Published recommendations go from 2007 as 100GB content databases and in SharePoint 2010 looking at 200GB with possibilities of up to 1TB with careful non collaborative workloads like documents and records repositories. “We strongly recommended limiting the size of content databases to 200 GB to help ensure system performance. Content database sizes up to 1 terabyte are supported only for large, single-site repositories and archives with non-collaborative I/O and usage patterns, such as Records Centers.”
While structurally the blobs are better managed and more scalable, the fundamental storage story has changed a bit. We had EBS support with SharePoint 2007 SP1, but implementing anything was complex and many cautions against doing anything unless you had support with a vendor and even then, proceed with extreme caution. With SharePoint 2010 and SQL 2008 R2 we have a better story with RBS (Remote Blob Storage) essentially handled transparently by SQL. SharePoint 2010 is happy to have SQL store its blobs on external storage using a provider mechanism.

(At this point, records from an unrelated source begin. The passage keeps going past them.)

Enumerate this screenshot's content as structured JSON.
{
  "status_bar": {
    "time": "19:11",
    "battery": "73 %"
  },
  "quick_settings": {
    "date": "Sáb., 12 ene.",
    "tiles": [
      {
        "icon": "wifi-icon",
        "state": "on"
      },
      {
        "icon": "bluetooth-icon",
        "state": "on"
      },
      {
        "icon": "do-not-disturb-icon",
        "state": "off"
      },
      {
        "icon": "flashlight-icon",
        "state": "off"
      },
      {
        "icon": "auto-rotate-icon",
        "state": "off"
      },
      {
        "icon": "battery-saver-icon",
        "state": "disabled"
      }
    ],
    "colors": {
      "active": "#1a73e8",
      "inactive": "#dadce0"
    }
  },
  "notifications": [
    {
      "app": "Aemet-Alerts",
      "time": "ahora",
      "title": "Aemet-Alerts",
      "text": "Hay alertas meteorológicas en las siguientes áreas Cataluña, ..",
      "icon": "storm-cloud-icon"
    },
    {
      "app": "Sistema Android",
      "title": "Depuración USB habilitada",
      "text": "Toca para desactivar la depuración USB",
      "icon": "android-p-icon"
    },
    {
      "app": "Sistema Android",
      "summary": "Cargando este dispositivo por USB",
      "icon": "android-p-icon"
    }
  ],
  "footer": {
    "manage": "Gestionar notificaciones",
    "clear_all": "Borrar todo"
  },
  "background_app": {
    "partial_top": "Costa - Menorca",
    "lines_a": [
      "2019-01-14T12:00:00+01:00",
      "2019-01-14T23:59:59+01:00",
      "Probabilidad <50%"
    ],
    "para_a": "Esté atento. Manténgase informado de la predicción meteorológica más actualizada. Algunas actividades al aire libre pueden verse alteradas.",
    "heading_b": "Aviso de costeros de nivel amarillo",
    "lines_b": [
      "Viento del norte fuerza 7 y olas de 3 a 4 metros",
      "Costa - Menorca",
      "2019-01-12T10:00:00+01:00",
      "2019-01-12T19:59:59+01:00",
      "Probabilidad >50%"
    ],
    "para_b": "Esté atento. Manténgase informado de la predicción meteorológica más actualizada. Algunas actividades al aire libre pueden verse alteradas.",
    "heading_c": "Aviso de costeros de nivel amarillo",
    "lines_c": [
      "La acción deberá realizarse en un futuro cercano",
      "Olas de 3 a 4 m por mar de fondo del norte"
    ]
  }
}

Databases per Web App & App Pools per Server
Knowing people are using 64 bit hardware you’ll see a few recommendations simply based on better scale with SQL and IIS. Examples of this is the numbers of databases per web app and the number of app pools per server which totally depends on the RAM on the box. SharePoint 2010 by default does not use less memory than SharePoint 2007. For example with App Pools, “This limit is dependent largely upon: 1) The amount of RAM allocated to the front end server 2) The workload that the farm is serving – the user base and the usage characteristics (the process of a single highly active application pools can reach 10 GB or more)”
Index Sizing
“SharePoint Search supports index partitions, which each contain a subset of the entire search index. The recommended maximum is 10 million items for a given partition. The overall recommended maximum number of items: e.g., people, list items, documents, Web pages, etc., is 100 million.”